Präzis um die bestimmte Zeit setzte sich der Zug unter Absingen des Liedes: "Allein Gott in der Höh sei Ehr" in Bewegung. Sein Weg führte durch die aufs prächtigste mit Blumen und grünem Gewinde, mit Flaggen und Wimpel geschmückte Hauptstraße bis vor die Kirche, woselbst die Schuljugend in Spalierstellung aufmarschierte.

Nach wenigen Worten, die Uebergabe des Gotteshauses betreffend, fand nunmehr der Einzug in dasselbe statt.

Begleite von Orgel und Posaunenchor sang die Gemeinde die erste Strophe von "O heil'ger Geist". Hierauf folgte Weihrede und Einweihung durch den Vertreter der hohen Kirchenbehörde. Im Anschluß hieran sang die Gemeinde und zwar wiederum von Orgel und Festmusik begeleitet, die erste Strophe von "Jehova". Alsdann erfolgten Ansprachen seitens des R.Dekans und Kapitelseniors. Das Männerquartett Altrip erfreute die Gemeinde mit einem passenden Chor, worauf diese die 2 ersten Strophen aus "Dank und Anbetung bringen wir" anstimmte; die erste Strophe ohne, die zweite mit Begleitung durch die Festmusik. Die Festpredigt hielt der Ortsgeistliche Pfarrer Buchholz an der Hand von Matth. 8, 23-27. Sein Thema "Unsere Kirche im Bilde des Wunders auf dem See" zergliederte er in 3 Teile: nämlich 1. Unserer Kirche Beruf, 2. Unserer Kirche Gefahr, 3. Unserer Kirche Rettung.

Die Festpredigt machte einen gewaltigen Eindruck, der durch den unvergleichlich schönen Chor "Die Himmel rühmen des Ewigen Ehre", vorgetragen durch 3 Altriper Gesangvereine, noch erhöht wurde.
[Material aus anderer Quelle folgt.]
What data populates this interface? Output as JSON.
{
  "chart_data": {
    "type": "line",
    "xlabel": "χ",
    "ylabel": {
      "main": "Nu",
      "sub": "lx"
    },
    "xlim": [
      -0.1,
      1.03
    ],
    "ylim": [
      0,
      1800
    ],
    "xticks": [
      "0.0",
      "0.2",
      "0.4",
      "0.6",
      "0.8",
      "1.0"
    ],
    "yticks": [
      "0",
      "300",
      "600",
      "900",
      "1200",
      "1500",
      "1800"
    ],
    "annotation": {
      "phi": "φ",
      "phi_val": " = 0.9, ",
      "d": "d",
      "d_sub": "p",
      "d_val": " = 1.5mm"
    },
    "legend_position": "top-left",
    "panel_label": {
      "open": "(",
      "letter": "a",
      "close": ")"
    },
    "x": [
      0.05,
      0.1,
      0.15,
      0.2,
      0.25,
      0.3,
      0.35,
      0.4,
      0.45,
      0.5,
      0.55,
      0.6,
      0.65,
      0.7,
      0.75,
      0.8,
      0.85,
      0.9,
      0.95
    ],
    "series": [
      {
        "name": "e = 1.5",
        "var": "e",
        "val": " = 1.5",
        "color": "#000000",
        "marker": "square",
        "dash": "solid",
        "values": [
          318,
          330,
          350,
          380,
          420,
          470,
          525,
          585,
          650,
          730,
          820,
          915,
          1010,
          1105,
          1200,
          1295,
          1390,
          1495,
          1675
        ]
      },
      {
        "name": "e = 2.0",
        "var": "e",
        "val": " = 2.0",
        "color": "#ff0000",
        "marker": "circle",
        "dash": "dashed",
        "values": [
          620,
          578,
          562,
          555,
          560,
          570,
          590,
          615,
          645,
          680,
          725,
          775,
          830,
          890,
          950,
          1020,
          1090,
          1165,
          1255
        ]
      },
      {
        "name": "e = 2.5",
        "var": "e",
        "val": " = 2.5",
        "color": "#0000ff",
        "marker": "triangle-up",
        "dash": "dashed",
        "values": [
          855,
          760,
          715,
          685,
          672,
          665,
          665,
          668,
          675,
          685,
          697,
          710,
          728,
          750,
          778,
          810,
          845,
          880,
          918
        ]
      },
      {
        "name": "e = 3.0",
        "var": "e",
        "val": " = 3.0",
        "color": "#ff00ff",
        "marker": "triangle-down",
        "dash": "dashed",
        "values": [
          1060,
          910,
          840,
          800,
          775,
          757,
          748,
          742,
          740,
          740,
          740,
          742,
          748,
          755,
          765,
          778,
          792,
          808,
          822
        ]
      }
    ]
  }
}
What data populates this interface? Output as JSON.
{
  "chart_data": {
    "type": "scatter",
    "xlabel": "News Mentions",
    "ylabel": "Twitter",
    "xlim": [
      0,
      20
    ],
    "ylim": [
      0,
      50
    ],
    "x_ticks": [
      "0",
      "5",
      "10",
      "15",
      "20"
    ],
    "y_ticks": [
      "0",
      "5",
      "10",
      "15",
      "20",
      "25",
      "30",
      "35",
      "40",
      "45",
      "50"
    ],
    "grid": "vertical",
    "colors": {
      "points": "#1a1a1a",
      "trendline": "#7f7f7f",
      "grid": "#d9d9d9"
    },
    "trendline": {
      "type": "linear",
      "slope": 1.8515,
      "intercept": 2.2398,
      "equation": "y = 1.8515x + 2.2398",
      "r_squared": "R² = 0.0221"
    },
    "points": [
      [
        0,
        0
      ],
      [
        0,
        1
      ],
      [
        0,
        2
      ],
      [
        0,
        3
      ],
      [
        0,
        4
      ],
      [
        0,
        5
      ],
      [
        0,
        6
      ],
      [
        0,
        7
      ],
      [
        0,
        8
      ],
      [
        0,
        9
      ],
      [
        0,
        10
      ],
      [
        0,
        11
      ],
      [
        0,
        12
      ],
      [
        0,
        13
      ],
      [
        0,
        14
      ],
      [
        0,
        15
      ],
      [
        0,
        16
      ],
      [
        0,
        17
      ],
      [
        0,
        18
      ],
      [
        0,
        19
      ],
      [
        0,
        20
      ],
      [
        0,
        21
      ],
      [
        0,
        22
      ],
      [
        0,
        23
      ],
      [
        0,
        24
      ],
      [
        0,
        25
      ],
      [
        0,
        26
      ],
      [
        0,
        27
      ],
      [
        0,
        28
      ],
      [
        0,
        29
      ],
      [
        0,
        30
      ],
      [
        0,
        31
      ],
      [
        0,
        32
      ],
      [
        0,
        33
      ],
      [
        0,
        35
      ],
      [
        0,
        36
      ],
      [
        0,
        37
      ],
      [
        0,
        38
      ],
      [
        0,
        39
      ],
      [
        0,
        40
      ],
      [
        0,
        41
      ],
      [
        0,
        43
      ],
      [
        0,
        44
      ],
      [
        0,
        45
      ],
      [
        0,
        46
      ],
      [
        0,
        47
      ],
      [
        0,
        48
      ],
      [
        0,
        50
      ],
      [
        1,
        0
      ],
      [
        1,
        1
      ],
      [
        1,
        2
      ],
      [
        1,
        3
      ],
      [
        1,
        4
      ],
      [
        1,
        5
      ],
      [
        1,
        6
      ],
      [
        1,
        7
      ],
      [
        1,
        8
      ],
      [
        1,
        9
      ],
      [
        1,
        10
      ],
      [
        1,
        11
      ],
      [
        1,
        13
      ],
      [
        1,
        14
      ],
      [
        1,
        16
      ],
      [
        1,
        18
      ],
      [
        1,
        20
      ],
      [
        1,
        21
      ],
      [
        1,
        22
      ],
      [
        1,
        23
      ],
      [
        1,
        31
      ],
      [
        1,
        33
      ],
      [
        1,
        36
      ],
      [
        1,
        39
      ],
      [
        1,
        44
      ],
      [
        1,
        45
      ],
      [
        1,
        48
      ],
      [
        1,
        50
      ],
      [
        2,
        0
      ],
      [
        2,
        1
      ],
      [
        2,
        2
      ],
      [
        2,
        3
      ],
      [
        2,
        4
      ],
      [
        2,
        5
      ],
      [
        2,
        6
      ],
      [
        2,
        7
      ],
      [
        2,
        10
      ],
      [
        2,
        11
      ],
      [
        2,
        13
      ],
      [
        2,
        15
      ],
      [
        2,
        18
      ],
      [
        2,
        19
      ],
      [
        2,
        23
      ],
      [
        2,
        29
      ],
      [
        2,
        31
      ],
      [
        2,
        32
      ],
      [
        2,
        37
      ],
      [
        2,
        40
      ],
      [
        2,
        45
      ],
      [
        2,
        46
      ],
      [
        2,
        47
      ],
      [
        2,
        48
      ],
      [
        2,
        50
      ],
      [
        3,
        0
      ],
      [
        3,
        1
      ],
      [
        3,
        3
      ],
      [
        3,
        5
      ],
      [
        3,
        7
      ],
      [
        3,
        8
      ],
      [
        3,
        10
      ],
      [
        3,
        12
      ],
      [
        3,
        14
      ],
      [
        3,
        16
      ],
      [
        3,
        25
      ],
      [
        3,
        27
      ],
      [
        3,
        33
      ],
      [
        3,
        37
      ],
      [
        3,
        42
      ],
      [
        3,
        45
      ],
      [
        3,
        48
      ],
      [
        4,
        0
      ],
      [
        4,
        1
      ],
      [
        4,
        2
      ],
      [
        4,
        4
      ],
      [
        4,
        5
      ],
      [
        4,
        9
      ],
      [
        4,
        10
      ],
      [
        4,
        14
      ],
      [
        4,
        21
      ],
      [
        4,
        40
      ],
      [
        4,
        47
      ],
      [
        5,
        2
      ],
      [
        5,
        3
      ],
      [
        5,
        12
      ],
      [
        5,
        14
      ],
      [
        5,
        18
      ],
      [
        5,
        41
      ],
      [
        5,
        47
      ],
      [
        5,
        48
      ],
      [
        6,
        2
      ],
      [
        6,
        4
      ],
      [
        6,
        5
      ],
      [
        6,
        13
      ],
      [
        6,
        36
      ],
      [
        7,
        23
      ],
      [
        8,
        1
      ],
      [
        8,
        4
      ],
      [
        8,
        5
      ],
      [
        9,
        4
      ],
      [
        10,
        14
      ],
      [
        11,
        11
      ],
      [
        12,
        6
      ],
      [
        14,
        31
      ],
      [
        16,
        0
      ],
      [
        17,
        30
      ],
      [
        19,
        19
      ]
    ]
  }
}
Mit "Bebet", dem Schlußgesang "Nun danket alle Gott" und dem Segen endete der kirchliche Teil der Feier.

Die Schuljugend mit Ausnahme der Konfirmanden empfing dann Brezeln, während die Konfirmanden mit Jugendschriftchen bedacht wurden.

Mittags 1 Uhr fand im "Schwanen" ein gutbesuchtes Festessen statt, welches, durch treffliche Trinksprüche gewürzt, einen animierten Verlauf nahm.

Um 3 Uhr versammelten sich Gemeinde und Gäste im "Rheintal", woselbst die Musik konzertierte und wo man Gelegenheit hatte, eine Reihe von warmempfundenen Ansprachen zu vernehmen.

Die Begrüßung der Festversammlung übernahm der Ortsgeistliche Pfarrer Buchholz.

Nach ihm sprachen Professor Gümbel und Pfarrer Hoffmann aus Speier. Ersterer sog in meisterhaften Worten eine Parallele zwischen dem Aufbau der Kirche und dem geistigen Aufbau des Menschen; Letzterer schilderte in glühender Farbe die Bedeutung eines Gotteshauses.

Lautlos folgte die Versammlung den hochbedeutsamen Worten der Redner.

Nachdem noch Lehrer Steil den Förderern des Baues, Lehrer Eckstein den Gästen und Stadtvikar Schwarz aus Ludwighafen der opferwilligen Gemeinde den Dank ausgesprochen, war diese Feier beendet.

Um aber auch dem Teil der Gemeinde, der infolge Platzmangels an der Nachmittagsfeier nicht teilnehmen konnte, Rechnung zutragen, fand abends 8 Uhr "Familienabend" in der Wirtschaft "zum Himmelreich" statt. Die Beteiligung hieran war so stark, daß der sehr große Saal bei weitem nicht ausreichte. Eröffnet wurde die Feier durch Lehrer Eckstein, mit einer Begrüßungsansprache. die in einem "Hoch" auf unser Regentenhaus endigte.

Hierauf folgten - unterbrochen durch allgemeine Gesänge, sowie durch deklamatorische Vorträge der Schuljugend - eine herzliche Ansprache des Pfarrers Buchholz über Familie und Haus, dann eine solche seitens des Lehrers Bollenbach über den Gesang und endlich ein schwungvolles Hoch seitens des Schulverwesers Zaun auf die Damen.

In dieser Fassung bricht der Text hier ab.